Revealing the adhesion strength, fracture mechanism and stability of semi-coherent Al(111)/MgAlB4(0002) interfaces: A first-principles investigation

In the present study, we systematically explored the kinetic and thermodynamic properties of the ceramic phase MgAlB₄ based on the first-principles calculations, and the adhesion work (W_ad), interfacial energy (γ), atomic structure, and interfacial fracture mechanism of semi-coherent Al(111)/MgAlB₄(0002) interfaces were also explored. The results show that the interfacial constructions of the MT (bridge) sites are unstable and the atoms at the interface move to the interior after relaxation. In addition, the obtained adhesion work and interfacial energy indicate that the stability of the HCP (hollow) sites interfacial configurations are higher than the MT and OT (on-top) sites.
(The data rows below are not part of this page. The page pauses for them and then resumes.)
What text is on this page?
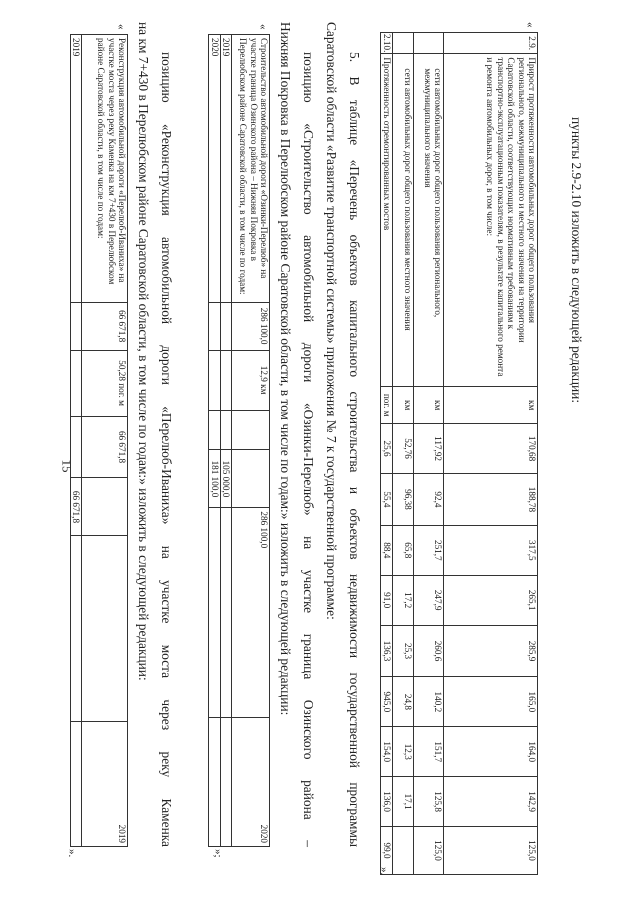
15
пункты 2.9-2.10 изложить в следующей редакции:
«
2.9.	Прирост протяженности автомобильных дорог общего пользования регионального, межмуниципального и местного значения на территории Саратовской области, соответствующих нормативным требованиям к транспортно-эксплуатационным показателям, в результате капитального ремонта и ремонта автомобильных дорог, в том числе:	км	170,68	188,78	317,5	265,1	285,9	165,0	164,0	142,9	125,0
	сети автомобильных дорог общего пользования регионального, межмуниципального значения	км	117,92	92,4	251,7	247,9	260,6	140,2	151,7	125,8	125,0
	сети автомобильных дорог общего пользования местного значения	км	52,76	96,38	65,8	17,2	25,3	24,8	12,3	17,1	
2.10.	Протяженность отремонтированных мостов	пог. м	25,6	55,4	88,4	91,0	136,3	945,0	154,0	136,0	99,0
».
5. В таблице «Перечень объектов капитального строительства и объектов недвижимости государственной программы
Саратовской области «Развитие транспортной системы» приложения № 7 к государственной программе:
позицию «Строительство автомобильной дороги «Озинки-Перелюб» на участке граница Озинского района –
Нижняя Покровка в Перелюбском районе Саратовской области, в том числе по годам:» изложить в следующей редакции:
«
Строительство автомобильной дороги «Озинки-Перелюб» на участке граница Озинского района – Нижняя Покровка в Перелюбском районе Саратовской области, в том числе по годам:	286 100,0	12,9 км			286 100,0	2020
2019				105 000,0		
2020				181 100,0		
»;
позицию «Реконструкция автомобильной дороги «Перелюб-Иваниха» на участке моста через реку Каменка
на км 7+430 в Перелюбском районе Саратовской области, в том числе по годам:» изложить в следующей редакции:
«
Реконструкция автомобильной дороги «Перелюб-Иваниха» на участке моста через реку Каменка на км 7+430 в Перелюбском районе Саратовской области, в том числе по годам:	66 671,8	50,28 пог. м	66 671,8			2019
2019				66 671,8		
».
The interfacial structure of B-terminated Al(111)/MgAlB₄(0002) HCP site is the most stable because it has the largest adhesion work and the smallest interfacial energy. The interfacial electronic structures indicate the B-Al covalent bonds are formed at the Al(111)/ MgAlB₄(0002) interface, while mechanical failure in the B-terminated HCP site interfacial configuration occurs in the Al phase. Ultimately, the results show that the ceramic phase MgAlB₄ particle reinforcement can effectively enhance the strength and plasticity of the Al-based composites.